Через пару дней подле ожидающего на улице Федотова тормознула парная коляска. Темная вуаль с мушками, в тон шляпка. Такая же накидка с темно красной подкладкой. Взгляд свысока и порывистые движения. Все выдавало романтическое состояние девушки. Застывший на мгновенье прохожий только подтвердил впечатление Федотова.

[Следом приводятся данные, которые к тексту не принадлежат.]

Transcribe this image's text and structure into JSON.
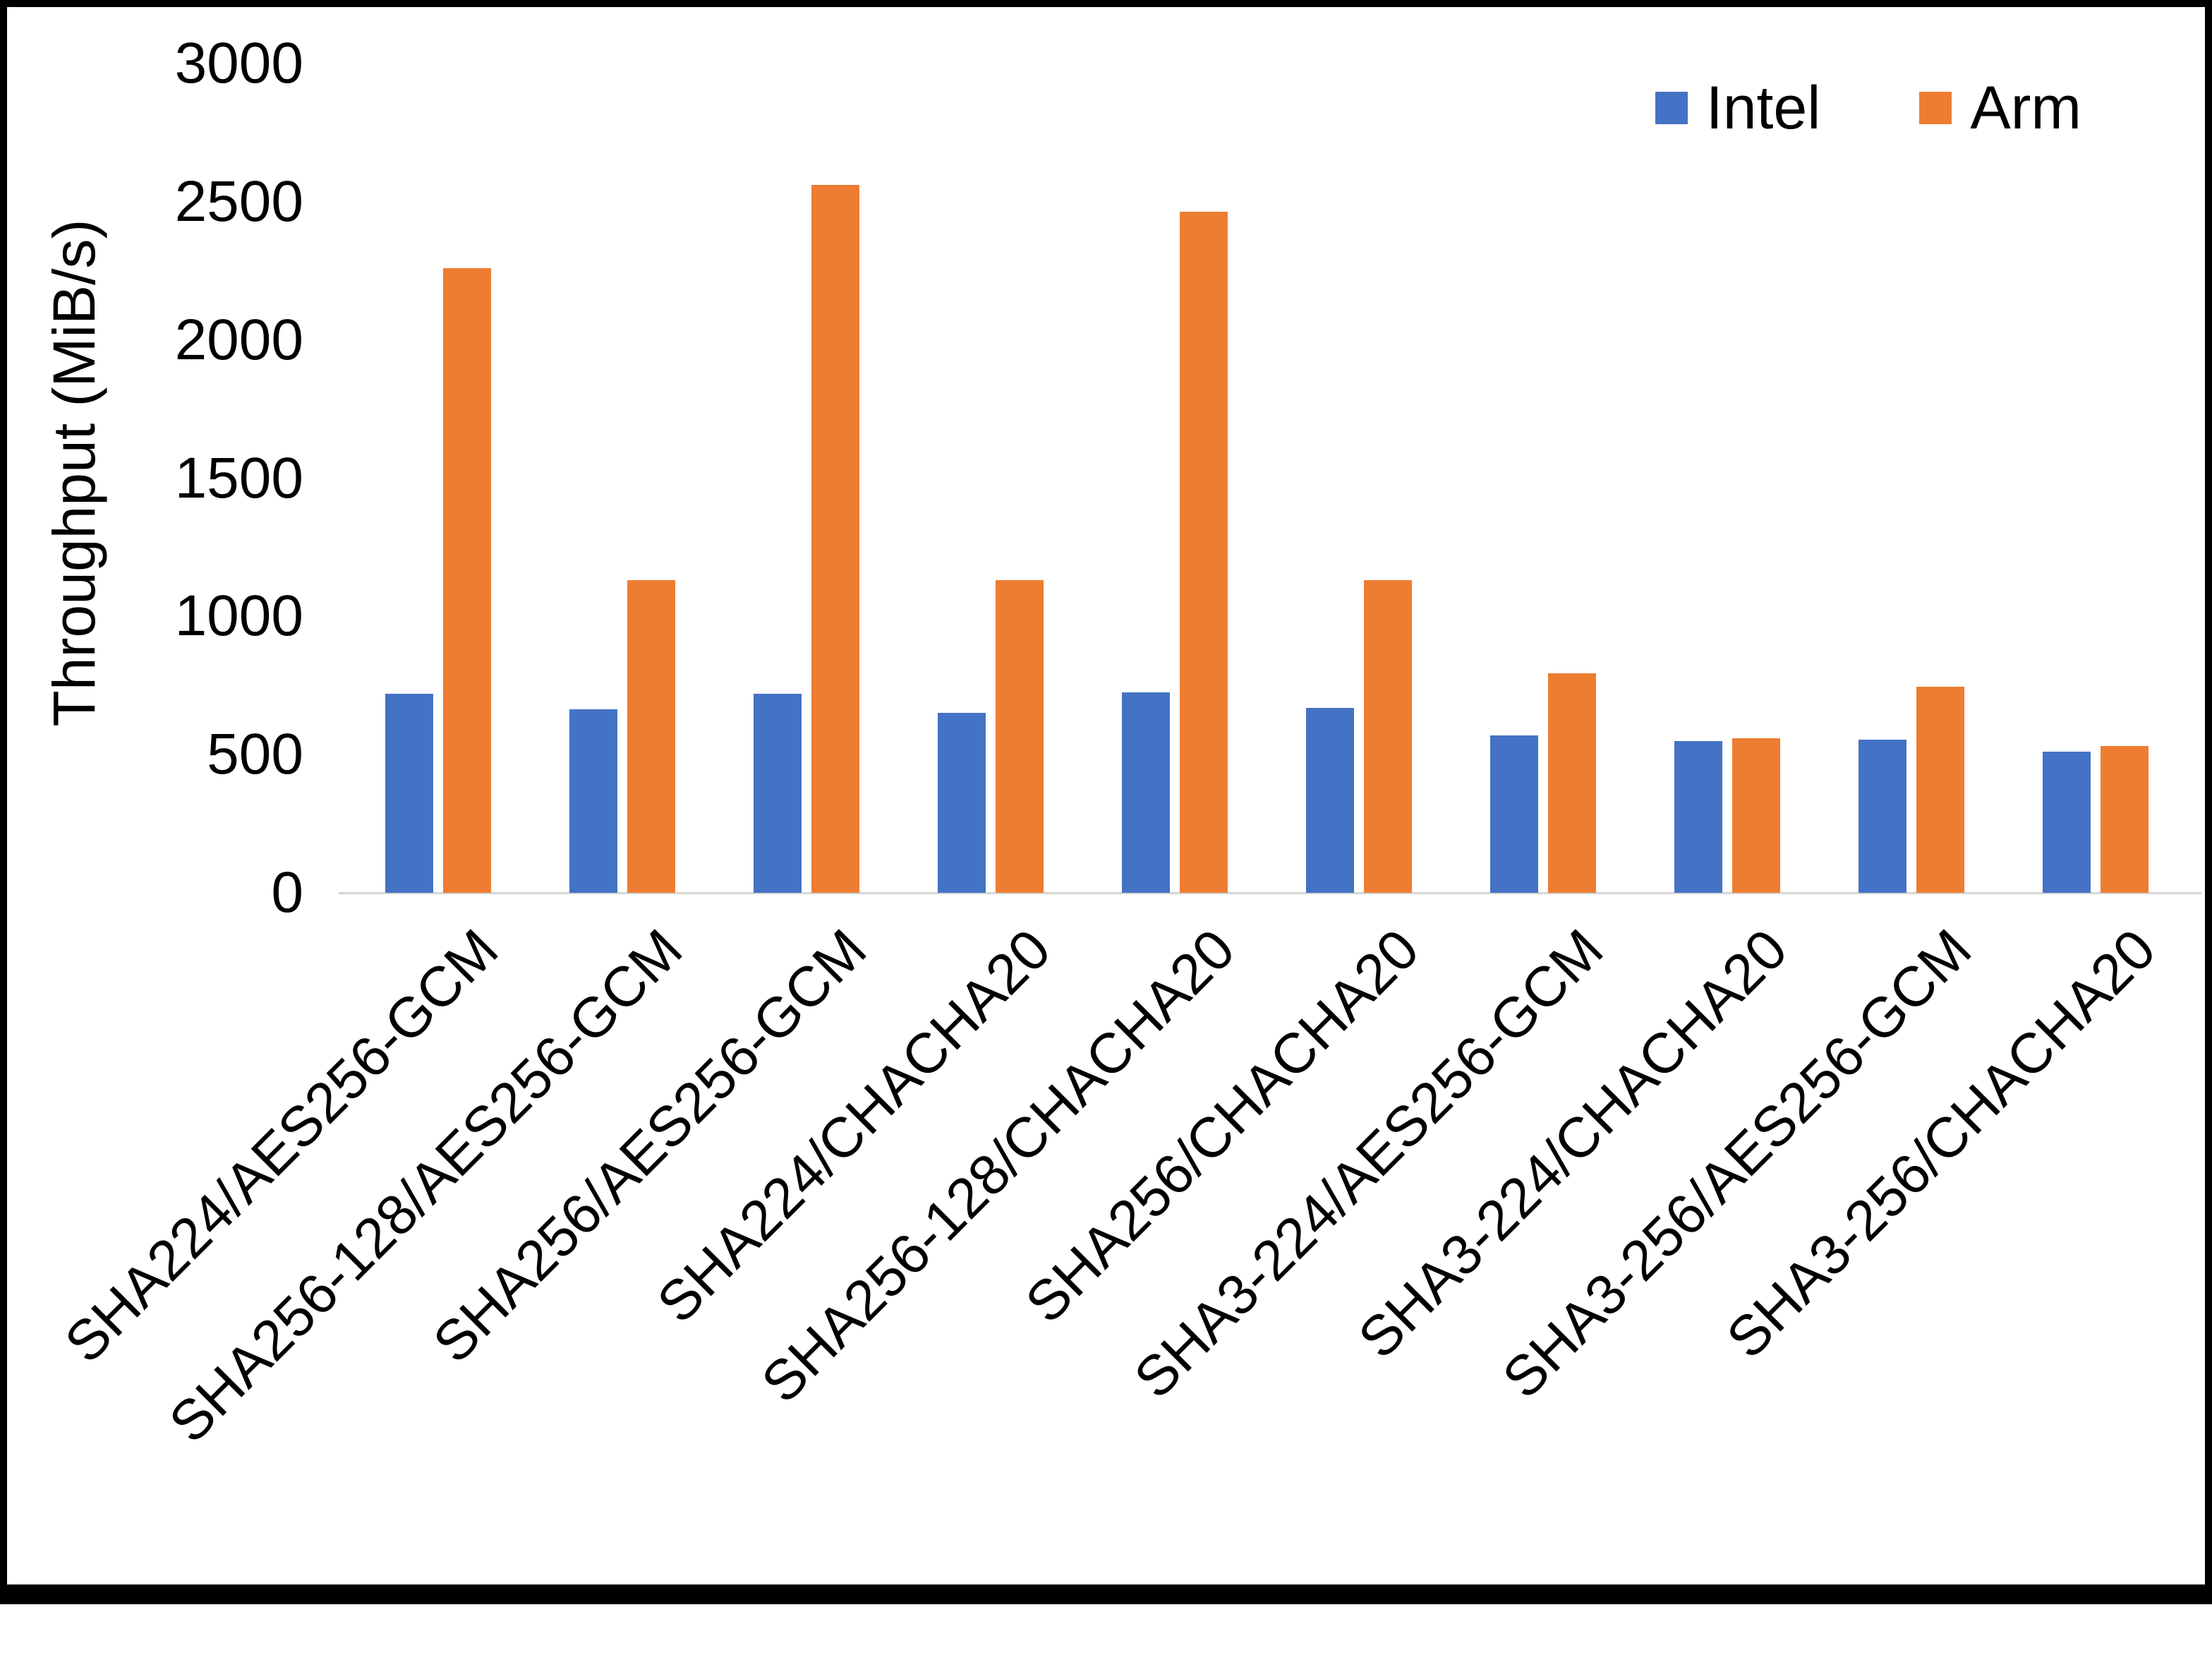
{
  "chart_data": {
    "type": "bar",
    "title": "",
    "xlabel": "",
    "ylabel": "Throughput (MiB/s)",
    "ylim": [
      0,
      3000
    ],
    "yticks": [
      0,
      500,
      1000,
      1500,
      2000,
      2500,
      3000
    ],
    "grid": false,
    "legend_position": "top-right",
    "categories": [
      "SHA224/AES256-GCM",
      "SHA256-128/AES256-GCM",
      "SHA256/AES256-GCM",
      "SHA224/CHACHA20",
      "SHA256-128/CHACHA20",
      "SHA256/CHACHA20",
      "SHA3-224/AES256-GCM",
      "SHA3-224/CHACHA20",
      "SHA3-256/AES256-GCM",
      "SHA3-256/CHACHA20"
    ],
    "series": [
      {
        "name": "Intel",
        "color": "#4472C4",
        "values": [
          720,
          665,
          720,
          650,
          725,
          670,
          570,
          550,
          555,
          510
        ]
      },
      {
        "name": "Arm",
        "color": "#ED7D31",
        "values": [
          2260,
          1130,
          2560,
          1130,
          2465,
          1130,
          795,
          560,
          745,
          530
        ]
      }
    ]
  }
}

Мысль 'впечатленного' была пряма как, лом: 'Да, блин, вот с кого надо было писать портрет неизвестной'. Вторая мысль была скорее печальна: 'Это как же Катьку революция колбасит, ей бы с мужиками встречаться'. Третья мысль была трезвее: 'Похоже, ни к какой серьезной организации Катерина не относится'. Спрашивать прямо было неловко.

— Катерина Евгеньевна, может быть мы с вами выйдем за пару кварталов? -тревожный шепот Федотова настораживал. — Не дай бог приведем за собой хвоста. Вы встанете лицом вон к той витрине, а я нагнусь, будто шнурок завязываю. Незаметно осмотримся. Мы в Чили всегда так делали.

— Хвоста?

Беспомощный взгляд 'юной подпольщицы' подтвердил догадку — с конспирацией дело обстояло, как всегда, а посиделки таких 'революционеров' никого, собственно и не интересовали.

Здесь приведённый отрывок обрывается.